Siddhartha has been on my radar for about a year now. It has been showing up on various reading lists and recommendations often enough that my curiosity was piqued. Of classical literature, this is one of the shorter pieces. It was written in 1922 by Herman Hesse; German short story author, poet, essayist, music-lover and painter.
Other works that Hesse penned include Steppenwolf, Demian, and the Glass Bead Game. He won the Nobel Prize in literature in 1946. Siddhartha is the first book of his that I have read, though I have a copy of Steppenwolf waiting for me on my bookshelf. I am even more excited to pick it up now than I was before, while there is a strong chance I’ll end up with a copy of the Glass Bead Game, too. Hesse wrote about spirituality and authenticity. He was well-studied in the theological writings of Goethe, Lessing, Schiller, Nietzche, and the Greek mythologies.
Siddhartha follows the lifetime of a young Indian boy in his path to be coming and old wise man. It is insightful, enlightening, and even comforting. By the end, I had the sense that regardless of what happens in life, there was cause to be at peace with every moment. I would recommend this book to anyone with even a passing interest in self discovery and existentialism.

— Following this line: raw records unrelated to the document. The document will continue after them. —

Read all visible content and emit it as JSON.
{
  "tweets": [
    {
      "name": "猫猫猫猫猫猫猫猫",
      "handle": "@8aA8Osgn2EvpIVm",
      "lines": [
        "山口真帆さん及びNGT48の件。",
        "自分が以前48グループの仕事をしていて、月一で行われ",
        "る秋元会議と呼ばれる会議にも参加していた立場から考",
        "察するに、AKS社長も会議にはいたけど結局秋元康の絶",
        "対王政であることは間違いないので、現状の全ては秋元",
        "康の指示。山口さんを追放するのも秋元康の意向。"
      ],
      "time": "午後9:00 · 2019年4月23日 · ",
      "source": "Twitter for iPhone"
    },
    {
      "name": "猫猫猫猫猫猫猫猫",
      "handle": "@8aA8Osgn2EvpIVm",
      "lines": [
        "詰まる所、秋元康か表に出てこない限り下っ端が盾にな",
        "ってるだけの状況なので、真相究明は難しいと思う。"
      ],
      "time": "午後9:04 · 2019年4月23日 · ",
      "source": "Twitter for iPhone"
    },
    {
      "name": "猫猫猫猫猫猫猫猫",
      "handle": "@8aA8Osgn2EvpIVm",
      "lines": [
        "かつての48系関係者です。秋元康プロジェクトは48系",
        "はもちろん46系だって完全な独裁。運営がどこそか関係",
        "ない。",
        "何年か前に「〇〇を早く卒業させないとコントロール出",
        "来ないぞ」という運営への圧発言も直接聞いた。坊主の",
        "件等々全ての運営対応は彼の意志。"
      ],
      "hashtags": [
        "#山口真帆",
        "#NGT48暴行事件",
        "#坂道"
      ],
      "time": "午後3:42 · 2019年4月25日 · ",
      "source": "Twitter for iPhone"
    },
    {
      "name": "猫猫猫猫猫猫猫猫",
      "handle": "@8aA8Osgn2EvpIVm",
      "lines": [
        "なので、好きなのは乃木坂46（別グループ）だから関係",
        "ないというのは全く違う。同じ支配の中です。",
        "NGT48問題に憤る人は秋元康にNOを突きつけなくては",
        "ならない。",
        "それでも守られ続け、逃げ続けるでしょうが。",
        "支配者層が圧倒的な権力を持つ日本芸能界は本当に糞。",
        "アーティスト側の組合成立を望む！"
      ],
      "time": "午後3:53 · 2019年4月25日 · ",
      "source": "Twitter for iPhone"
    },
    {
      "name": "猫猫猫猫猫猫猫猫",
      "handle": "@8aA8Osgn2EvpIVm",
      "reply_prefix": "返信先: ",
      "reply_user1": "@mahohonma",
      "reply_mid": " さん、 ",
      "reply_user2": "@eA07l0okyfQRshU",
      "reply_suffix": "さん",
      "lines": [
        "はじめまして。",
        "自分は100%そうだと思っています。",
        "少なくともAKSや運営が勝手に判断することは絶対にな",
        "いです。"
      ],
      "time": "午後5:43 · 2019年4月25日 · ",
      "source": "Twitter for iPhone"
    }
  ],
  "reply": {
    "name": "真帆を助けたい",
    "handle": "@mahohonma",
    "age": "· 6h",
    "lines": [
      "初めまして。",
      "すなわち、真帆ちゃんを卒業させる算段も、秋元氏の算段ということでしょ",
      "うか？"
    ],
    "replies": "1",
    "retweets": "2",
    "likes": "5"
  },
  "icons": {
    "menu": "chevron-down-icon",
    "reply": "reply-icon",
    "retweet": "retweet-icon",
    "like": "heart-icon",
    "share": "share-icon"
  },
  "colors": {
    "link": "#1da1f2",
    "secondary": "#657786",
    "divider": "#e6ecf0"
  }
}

What is the true path to becoming one with the universe? Through pursuit of gurus and guides? Service? Long journeys? Communing with nature? Just letting go and radically accepting whatever happens to you? Siddhartha explores these pathways and offers some insight into each. My favorite part involved speaking to a river, and the idea that for as long as you are decided upon searching for something… you’ll never find it.